Le PDG sortant de Yellow Média (T.Y), Marc Tellier, n'a pas l'intention de renoncer à son indemnité de départ de 4,3 millions malgré la grogne de nombreux actionnaires et la situation financière difficile de l'entreprise.

À l'assemblée annuelle de l'éditeur des Pages Jaunes, tenue à Montréal hier, Céline Chouinard n'a pas raté l'occasion de dire sa façon de penser sur le sujet. Au terme de la récente recapitalisation de Yellow, les 4250 actions qu'elle détenait ont été converties en tout juste 21 actions de la «nouvelle» entreprise.

«Ce que vous avez accompli durant votre mandat, M. Tellier et votre équipe, a été de prendre une entreprise rentable et de la mener au bord de la faillite par votre mauvaise gestion, vos mauvaises décisions et votre manque de vision, a lancé Mme Chouinard. C'est ça qui vous vaut une prime de départ de plus de 4 millions et une pension de 450 000$ par année [à partir de 65 ans]. Pensez-vous réellement que vous méritez cet argent, M. Tellier?»

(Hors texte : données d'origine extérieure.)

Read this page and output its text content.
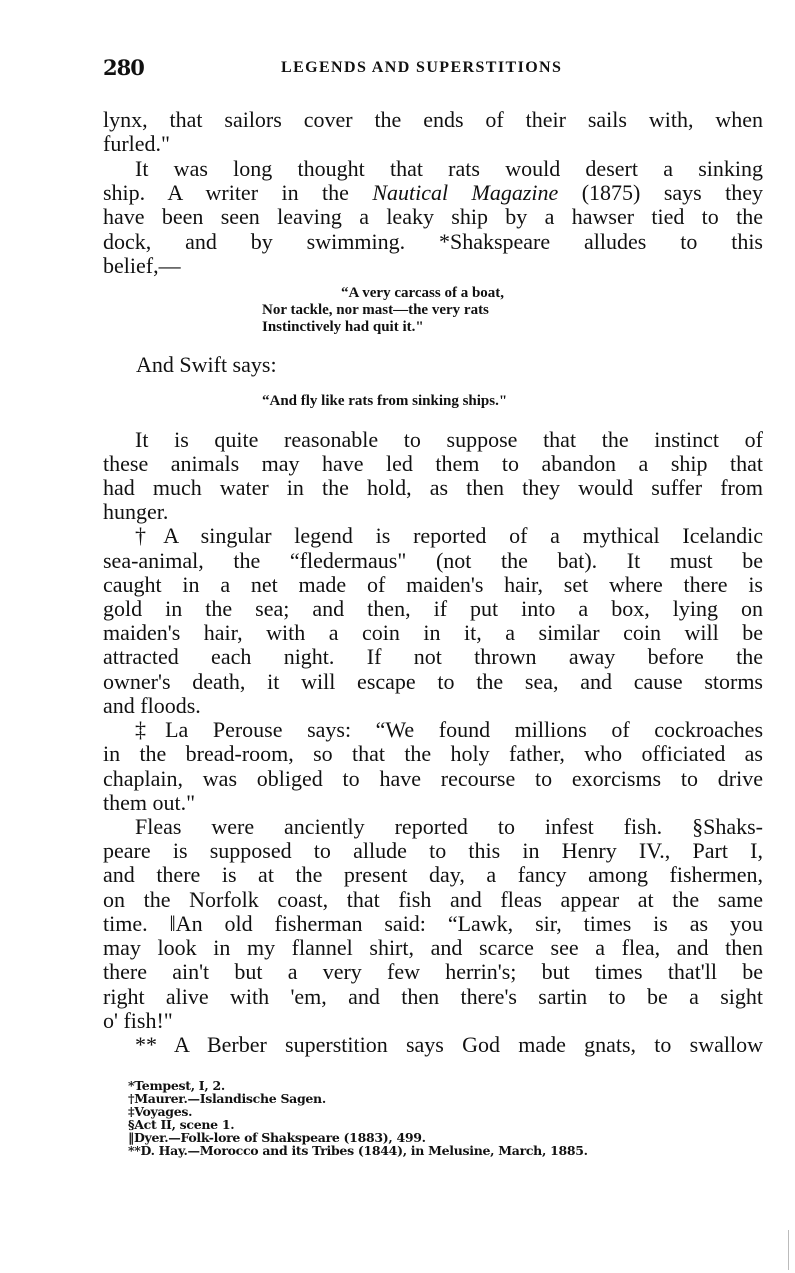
280	LEGENDS AND SUPERSTITIONS
lynx, that sailors cover the ends of their sails with, when
furled."
It was long thought that rats would desert a sinking
ship. A writer in the Nautical Magazine (1875) says they
have been seen leaving a leaky ship by a hawser tied to the
dock, and by swimming. *Shakspeare alludes to this
belief,—
“A very carcass of a boat,
Nor tackle, nor mast—the very rats
Instinctively had quit it."
And Swift says:
“And fly like rats from sinking ships."
It is quite reasonable to suppose that the instinct of
these animals may have led them to abandon a ship that
had much water in the hold, as then they would suffer from
hunger.
†A singular legend is reported of a mythical Icelandic
sea-animal, the “fledermaus" (not the bat). It must be
caught in a net made of maiden's hair, set where there is
gold in the sea; and then, if put into a box, lying on
maiden's hair, with a coin in it, a similar coin will be
attracted each night. If not thrown away before the
owner's death, it will escape to the sea, and cause storms
and floods.
‡La Perouse says: “We found millions of cockroaches
in the bread-room, so that the holy father, who officiated as
chaplain, was obliged to have recourse to exorcisms to drive
them out."
Fleas were anciently reported to infest fish. §Shaks-
peare is supposed to allude to this in Henry IV., Part I,
and there is at the present day, a fancy among fishermen,
on the Norfolk coast, that fish and fleas appear at the same
time. ‖An old fisherman said: “Lawk, sir, times is as you
may look in my flannel shirt, and scarce see a flea, and then
there ain't but a very few herrin's; but times that'll be
right alive with 'em, and then there's sartin to be a sight
o' fish!"
** A Berber superstition says God made gnats, to swallow
*Tempest, I, 2.
†Maurer.—Islandische Sagen.
‡Voyages.
§Act II, scene 1.
‖Dyer.—Folk-lore of Shakspeare (1883), 499.
**D. Hay.—Morocco and its Tribes (1844), in Melusine, March, 1885.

Le dirigeant, qui quittera ses fonctions à la mi-août après 12 ans à la tête de l'entreprise, n'a pas répondu à l'actionnaire, se contentant de laisser le président du conseil d'administration, Robert MacLellan, le faire à sa place.

Celui-ci a expliqué que l'indemnité était prévue au contrat d'emploi de M. Tellier et que les déboires de Yellow Média ne découlaient pas de la stratégie adoptée par la direction, mais plutôt de la rapide migration vers les médias numériques.

«L'entreprise était trop endettée, compte tenu du contexte, a néanmoins admis M. MacLellan. Il n'y avait pas d'autre façon de la sauver que de la recapitaliser.»

Marc Tellier a dit éprouver de l'«empathie» pour les actionnaires qui ont perdu gros dans cette opération visant à réduire le niveau d'endettement de Yellow. De nombreux retraités étaient actionnaires de l'ancienne mouture de l'entreprise pour profiter du généreux dividende qu'elle a versé pendant plusieurs années.

«Je ne suis pas prêt à dire que c'est plus difficile pour une personne que pour une autre, a soutenu M. Tellier à La Presse Affaires. C'est de valeur pour tout le monde.»

Plusieurs actionnaires se demandent s'il vaut mieux patienter quelques années dans l'espoir que Yellow retrouve la croissance ou vendre leurs actions dès maintenant et utiliser leur perte en capital pour réduire leurs impôts.

Inspiration française

Yellow Média observe avec intérêt son équivalent français, Solocal, qui tire maintenant 68% de son chiffre d'affaires du numérique et dont la baisse des revenus totaux ne dépasse pas 4% par année.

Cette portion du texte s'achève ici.